Dan sekarang Ia mengkritisi status Luca Pacioli sebagai Bapak Akuntansi
sedunia. Katanya pencatatan dua kolom sudah ada sejak zaman Dinasti Abbasiah.
Pak Manzhur
lalu mengganti slidenya dan melanjutkan materi. Terlihat ia tak bosan melihat kebosanan
kami. Ia tetap menjelaskan sekan-akan diperhatikan oleh semua orang. Padahal
nyatanya tidak. Sampai akhirnya materi slidepun
habis.
Ia bertanya
lagi,"Ada pertanyaan?"
Bisu dan acuh, Mahasiswa masih
terlihat bermasa bodoh.
"Ada
pertanyaan? Atau ada yang mau memberi gagasan?". Sedikit menekan. Kantukku mulai hilang
mendengar suaranya yang setengah teriak. Kulirik kiri dan kanan, masih tak ada
juga yang bertanya.
"Ada
pertanyaan?", suaranya semakin keras.
Ini sungguh
lucu, bahkan untuk mendapatkan pertanyaanpun orang masih perlu bertanya. Namun
lagi-lagi tak satupun manyahut dan mengangkat tangan. Aku sendiri juga bingung
apa yang harus ditanyakan. Semua materi mengalir begitu saja.
"Baiklah,
kalau begitu bapak yang akan bertanya?". Mahasiswa mulai cemas, yang lain
buru-buru membuka catatannya.
"Apa bedanya kalian dengan
pelacur?", Semua tersentak dan
saling berpandangan satu sama lain. pertanyaan macam apa itu?. Dari awal hingga
akhir materi, tak ada penjelasan mengenai hal tersebut.
"Ayo! yang
bisa jawab dengan tepat tak usah ikut UTS. Apa bedanya kalian dengan pelacur?"

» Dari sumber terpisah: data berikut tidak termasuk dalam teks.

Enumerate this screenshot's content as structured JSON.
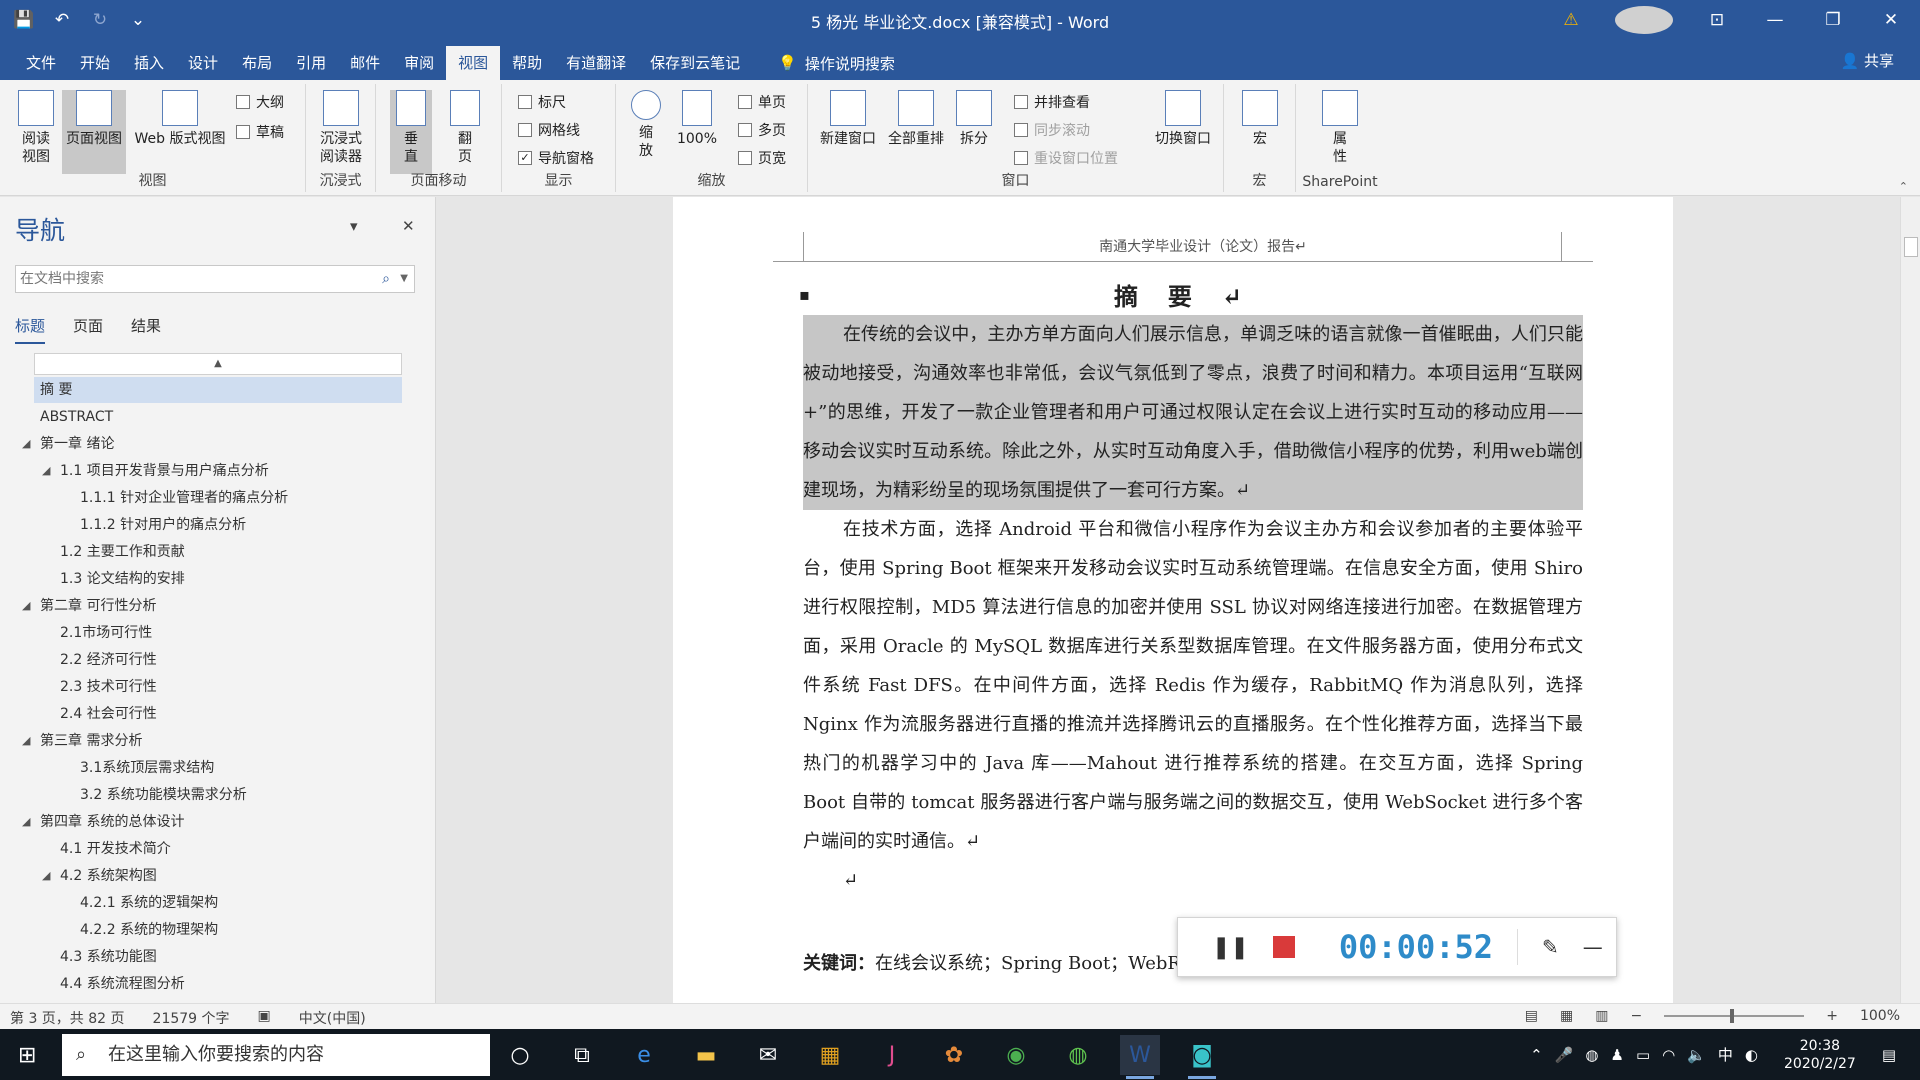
{
  "title": "5 杨光 毕业论文.docx [兼容模式] - Word",
  "qat": {
    "save": "💾",
    "undo": "↶",
    "redo": "↻",
    "more": "⌄"
  },
  "window": {
    "warn": "⚠",
    "ribbon_opts": "⊡",
    "min": "—",
    "max": "❐",
    "close": "✕"
  },
  "tabs": [
    "文件",
    "开始",
    "插入",
    "设计",
    "布局",
    "引用",
    "邮件",
    "审阅",
    "视图",
    "帮助",
    "有道翻译",
    "保存到云笔记"
  ],
  "tell_me": "操作说明搜索",
  "share": "共享",
  "ribbon": {
    "views": {
      "label": "视图",
      "read": "阅读\n视图",
      "print": "页面视图",
      "web": "Web 版式视图",
      "outline": "大纲",
      "draft": "草稿"
    },
    "immersive": {
      "label": "沉浸式",
      "reader": "沉浸式\n阅读器"
    },
    "page_move": {
      "label": "页面移动",
      "vertical": "垂\n直",
      "side": "翻\n页"
    },
    "show": {
      "label": "显示",
      "ruler": "标尺",
      "gridlines": "网格线",
      "nav_pane": "导航窗格"
    },
    "zoom": {
      "label": "缩放",
      "zoom": "缩\n放",
      "pct": "100%",
      "one": "单页",
      "multi": "多页",
      "width": "页宽"
    },
    "window": {
      "label": "窗口",
      "new": "新建窗口",
      "arrange": "全部重排",
      "split": "拆分",
      "side": "并排查看",
      "sync": "同步滚动",
      "reset": "重设窗口位置",
      "switch": "切换窗口"
    },
    "macros": {
      "label": "宏",
      "macro": "宏"
    },
    "sharepoint": {
      "label": "SharePoint",
      "props": "属\n性"
    }
  },
  "nav": {
    "title": "导航",
    "search_placeholder": "在文档中搜索",
    "tabs": [
      "标题",
      "页面",
      "结果"
    ],
    "headings": [
      {
        "text": "摘 要",
        "level": 0,
        "sel": true
      },
      {
        "text": "ABSTRACT",
        "level": 0
      },
      {
        "text": "第一章 绪论",
        "level": 0,
        "tri": true
      },
      {
        "text": "1.1 项目开发背景与用户痛点分析",
        "level": 1,
        "tri": true
      },
      {
        "text": "1.1.1 针对企业管理者的痛点分析",
        "level": 2
      },
      {
        "text": "1.1.2 针对用户的痛点分析",
        "level": 2
      },
      {
        "text": "1.2 主要工作和贡献",
        "level": 1
      },
      {
        "text": "1.3 论文结构的安排",
        "level": 1
      },
      {
        "text": "第二章 可行性分析",
        "level": 0,
        "tri": true
      },
      {
        "text": "2.1市场可行性",
        "level": 1
      },
      {
        "text": "2.2 经济可行性",
        "level": 1
      },
      {
        "text": "2.3 技术可行性",
        "level": 1
      },
      {
        "text": "2.4 社会可行性",
        "level": 1
      },
      {
        "text": "第三章 需求分析",
        "level": 0,
        "tri": true
      },
      {
        "text": "3.1系统顶层需求结构",
        "level": 2
      },
      {
        "text": "3.2 系统功能模块需求分析",
        "level": 2
      },
      {
        "text": "第四章 系统的总体设计",
        "level": 0,
        "tri": true
      },
      {
        "text": "4.1 开发技术简介",
        "level": 1
      },
      {
        "text": "4.2 系统架构图",
        "level": 1,
        "tri": true
      },
      {
        "text": "4.2.1 系统的逻辑架构",
        "level": 2
      },
      {
        "text": "4.2.2 系统的物理架构",
        "level": 2
      },
      {
        "text": "4.3 系统功能图",
        "level": 1
      },
      {
        "text": "4.4 系统流程图分析",
        "level": 1
      }
    ]
  },
  "document": {
    "header": "南通大学毕业设计（论文）报告↵",
    "title": "摘要↵",
    "para1": "在传统的会议中，主办方单方面向人们展示信息，单调乏味的语言就像一首催眠曲，人们只能被动地接受，沟通效率也非常低，会议气氛低到了零点，浪费了时间和精力。本项目运用“互联网+”的思维，开发了一款企业管理者和用户可通过权限认定在会议上进行实时互动的移动应用——移动会议实时互动系统。除此之外，从实时互动角度入手，借助微信小程序的优势，利用web端创建现场，为精彩纷呈的现场氛围提供了一套可行方案。↵",
    "para2": "在技术方面，选择 Android 平台和微信小程序作为会议主办方和会议参加者的主要体验平台，使用 Spring Boot 框架来开发移动会议实时互动系统管理端。在信息安全方面，使用 Shiro 进行权限控制，MD5 算法进行信息的加密并使用 SSL 协议对网络连接进行加密。在数据管理方面，采用 Oracle 的 MySQL 数据库进行关系型数据库管理。在文件服务器方面，使用分布式文件系统 Fast DFS。在中间件方面，选择 Redis 作为缓存，RabbitMQ 作为消息队列，选择 Nginx 作为流服务器进行直播的推流并选择腾讯云的直播服务。在个性化推荐方面，选择当下最热门的机器学习中的 Java 库——Mahout 进行推荐系统的搭建。在交互方面，选择 Spring Boot 自带的 tomcat 服务器进行客户端与服务端之间的数据交互，使用 WebSocket 进行多个客户端间的实时通信。↵",
    "blank": "↵",
    "kw_label": "关键词：",
    "kw_text": "在线会议系统；Spring Boot；WebRTC；Red5；Mahout↵"
  },
  "recorder": {
    "pause": "❚❚",
    "time": "00:00:52",
    "pen": "✎",
    "min": "—"
  },
  "status": {
    "page": "第 3 页，共 82 页",
    "words": "21579 个字",
    "lang": "中文(中国)",
    "zoom": "100%"
  },
  "taskbar": {
    "search": "在这里输入你要搜索的内容",
    "time": "20:38",
    "date": "2020/2/27",
    "ime": "中"
  }
}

Wajahnya tampak tenang tanpa tanda amarah sedikit pun. Namun Para Mahasiswa
merasa gelisah dengan pertanyaan itu. Khawatir Pak Manzhur tersinggung tak
diperhatikan.
"Pak",
si Lukman mengacungkan tangan. "Jelas
beda dong pak, pelacur itu hina. sedangkan kami Mahasiswa yang dipandang
terpelajar"
"Ada lagi
yang mau jawab?", Pak Manzhur mengharap jawaban yang lain.
"Pelacur
itu dibayar sedangkan Mahasiswa membayar" Jawab Si Udin dengan asal. Aku yakin bocah ini cuma ingin selamat dari
UTS.
" Ada jawaban
lain?"
tiga detik, 5 detik, 7 detik.
Waktu seperti berhenti melihat tatapan Pak Manzhur ke mana-mana. Semua
mahasiswa kini memperhatikannya dengan penuh kebisuan. 9 detik, 11 detik, 13
det......
"Ternyata
pelacur masih lebih terhormat dibanding kalian". Semua dahi langsung
berkerut mendengarnya. Semua bertambah resah dan gelisah saat dengan santainya
ia melangkah ke setiap bangku mahasiswa.
"Seorang
cendekia pernah mengatakan bahwa menuntut
ilmu itu lebih nikmat dari bersetubuh", yang bener aja pikirku dalam hati.
"Kalian
yang masih asal-asalan belajarnya sudah tentu belum pernah merasakannya. Silahkan
cari kitab al-ulama al-uzzab, di
dalamnya akan kalian temukan ilmuwan-ilmuwan jomblo yang hidupnya mebujang
karena asik bercumbu dalam keilmuwan"
Ketegangan
agak reda mendengar pernyataan Pak Manzhur. Kali ini Semua menyimak penuh
khidmat. Tak ada lagi laptop yang terbuka, tak ada lagi gadget di tangan.
"Proses
belajar mengajar ataupun diskusi sebenarnya sama dengan hendak berjima'. yaitu
bagaimana kita menjima'kan pemikiran kita masing-masing sehingga suasana
keilmuwan terasa lebih nikmat. Sayangnya di kelas ini kurang memuaskan.”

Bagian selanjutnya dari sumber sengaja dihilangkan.